Osceola deposits cover an area of about 550 km2(212 mi2) in the Puget Sound lowland, extending at least as far as the Seattle suburb of Kent, and to Commencement Bay, now the site of the Port of Tacoma. The communities of Orting, Buckley, Sumner, Puyallup, Enumclaw, and Auburn are also wholly or partly located on top of deposits of the Osceola Mudflow and, in some cases, of more recent lahars as well.
Round Pass Mudflow
Early in the Summerland eruptive period (2,500-2,600 years ago), the Round Pass Mudflow began as a sector collapse of hydrothermally altered rock from Sunset Amphitheater and Tahoma Glacier headwall on Mount Rainier's west flank. This edifice collapse removed a bite-shaped section from the Osceola Mudflow crater, so that subsequent eruptive products could spill west as well as northeast. Just west of Round Pass, deposits of the mudflow crop out 300 m (984 ft) above adjacent valley bottoms. The lahar descended the Puyallup River drainage at least 30 km (19 mi), where it left hummocky-surfaced deposits as much as 30 m (98 ft) thick. It also descended the Nisqually River valley via Tahoma Creek as far as National, WA.
National Lahar
Late in Summerland time, the explosive eruption that generated the C tephra 2,200-2,300 years ago also triggered lahars at the heads of several drainages (White, Cowlitz, and Nisqually), including one named the National Lahar, which moved for at least 100 km (62 mi) down the Nisqually River valley.
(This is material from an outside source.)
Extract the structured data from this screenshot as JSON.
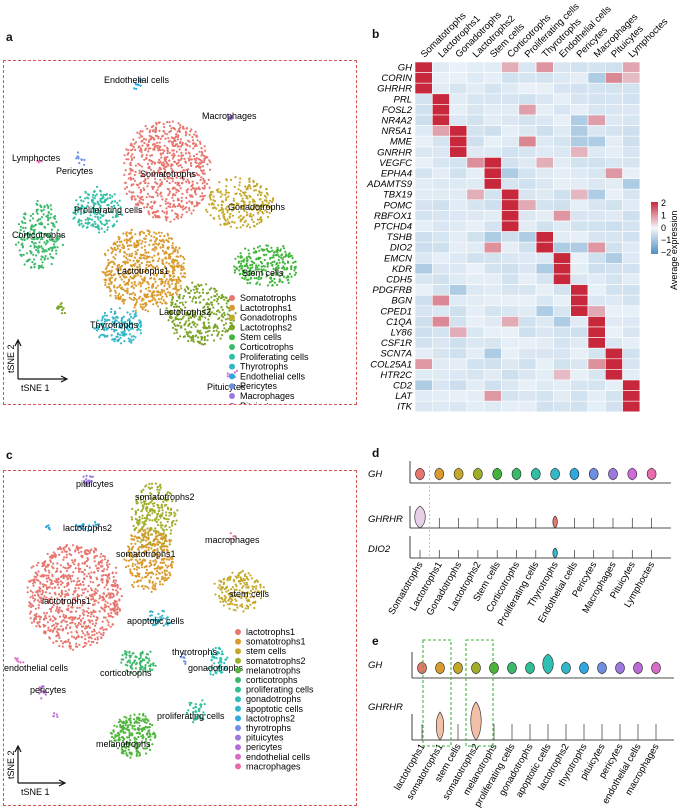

It is among the largest of many lahars that originated during eruptions when hot rock mixed energetically with snow and ice to form sudden floods of water and debris. As they descend, these sudden watery floods incorporate considerable sediment from debris- mantled slopes and valleys to become voluminous lahars. Energetic mixing of hot rock and ice during eruptions is the most common cause of voluminous lahars at Mount Rainier.
Electron Mudflow
The Electron Mudflow began as an avalanche of hydrothermally altered rock high on Mount Rainier's west flank near Sunset Amphitheater, but its onset cannot be correlated with volcanism. Possible triggers include an eruption so small its tephra is not preserved, hydrothermal explosions, or an earthquake. Regardless of triggering mechanism, the Electron avalanche was aided by hydrothermally weakened and voluminous water-saturated clay-rich rocks west of the summit area. The lahar was highly fluid and flowed 100 km (60 mi) downstream to the Puget Sound lowland. When it entered the Puget Sound lowland in the community of Electron, it was 30 m (98 ft) deep.
The Electron Mudflow reminds us of the possibility that, occasionally, lahars may have non–eruption origins and thus may occur with little conventional volcanic warning. D-Claw computer simulations provide examples of how unheralded lahars of differing sizes move and flow, with detailed information about anticipated depth, speed, and range of movement in the densely developed valleys of the Puyallup and Nisqually rivers that drain the western side of Mount Rainier.